A '-' would cause your loop to fail at:
jns @Error ; if still postve, then ERROR( >30h )


I know that you could handle the '-' properly but I was mainly wondering about the difference between imul and mul in this bit of code.

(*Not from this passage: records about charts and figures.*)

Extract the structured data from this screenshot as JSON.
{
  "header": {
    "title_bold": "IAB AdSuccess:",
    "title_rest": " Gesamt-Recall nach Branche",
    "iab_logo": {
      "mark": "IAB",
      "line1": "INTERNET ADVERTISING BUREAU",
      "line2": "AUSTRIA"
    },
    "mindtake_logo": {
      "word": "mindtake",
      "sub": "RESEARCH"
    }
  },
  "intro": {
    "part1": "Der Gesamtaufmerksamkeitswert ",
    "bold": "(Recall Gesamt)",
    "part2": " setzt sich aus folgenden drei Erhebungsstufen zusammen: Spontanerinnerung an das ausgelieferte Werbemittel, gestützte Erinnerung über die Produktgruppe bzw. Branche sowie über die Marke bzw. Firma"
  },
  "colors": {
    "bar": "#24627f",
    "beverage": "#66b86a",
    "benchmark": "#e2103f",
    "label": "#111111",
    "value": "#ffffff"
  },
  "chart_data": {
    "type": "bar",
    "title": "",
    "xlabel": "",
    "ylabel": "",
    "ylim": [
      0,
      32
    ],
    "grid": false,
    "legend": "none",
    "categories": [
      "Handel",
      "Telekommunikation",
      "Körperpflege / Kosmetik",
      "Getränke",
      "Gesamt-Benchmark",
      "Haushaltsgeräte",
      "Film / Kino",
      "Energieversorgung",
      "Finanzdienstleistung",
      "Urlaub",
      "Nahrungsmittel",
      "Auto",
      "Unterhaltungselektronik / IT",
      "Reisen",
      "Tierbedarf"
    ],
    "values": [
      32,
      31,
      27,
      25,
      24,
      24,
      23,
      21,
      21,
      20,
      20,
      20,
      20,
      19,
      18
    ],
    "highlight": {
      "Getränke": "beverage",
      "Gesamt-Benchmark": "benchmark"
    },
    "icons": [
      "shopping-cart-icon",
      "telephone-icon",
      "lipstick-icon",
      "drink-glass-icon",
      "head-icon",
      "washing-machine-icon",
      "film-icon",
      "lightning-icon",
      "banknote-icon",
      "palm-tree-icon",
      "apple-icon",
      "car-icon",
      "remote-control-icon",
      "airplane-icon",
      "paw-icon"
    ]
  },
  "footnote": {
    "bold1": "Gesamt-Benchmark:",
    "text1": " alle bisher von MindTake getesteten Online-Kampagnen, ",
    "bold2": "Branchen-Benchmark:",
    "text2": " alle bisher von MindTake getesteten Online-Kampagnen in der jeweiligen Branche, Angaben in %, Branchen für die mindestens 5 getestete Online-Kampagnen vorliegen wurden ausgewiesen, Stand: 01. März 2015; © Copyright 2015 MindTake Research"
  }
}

Is there something here that I'm not seeing correctly?

Thanks,
gorshing
Posted on 2002-07-11 16:15:21 by gorshing
Can't remember if i wrote it by myself or not.
Signed atosi and unsigned atoi versions.
Both expect dec digits in string.



atosi proc pString:LPSTR

option PROLOGUE:NONE
option EPILOGUE:NONE

push esi

xor eax, eax
mov esi, [esp + sizeof DWORD * 2]

xor ecx, ecx
mov al, [esi]
xor edx, edx

cmp al, "-"
jne @F
inc esi
not edx
jmp @F

atosi_loop:
inc esi
lea ecx, [ecx + ecx*4]
lea ecx, [eax + ecx*2]
@@:
mov al, [esi]
sub al, "0"
jns atosi_loop

lea eax, [edx + ecx]
pop esi
xor eax, edx

ret sizeof DWORD

option PROLOGUE:PROLOGUEDEF
option EPILOGUE:EPILOGUEDEF

atosi endp

;::::::::::::::::::::::::::

atoi proc pString:LPSTR

option PROLOGUE:NONE
option EPILOGUE:NONE

push esi
xor eax, eax
mov esi, [esp + sizeof DWORD * 2]
xor ecx, ecx
jmp @F

atoi_loop:
inc esi
lea ecx, [ecx + ecx*4]
lea ecx, [eax + ecx*2]
@@:
mov al, [esi]
sub al, "0"
jns atoi_loop

pop esi
mov eax, ecx

ret sizeof DWORD

option PROLOGUE:PROLOGUEDEF
option EPILOGUE:EPILOGUEDEF

atoi endp
Posted on 2002-07-12 03:57:34 by Four-F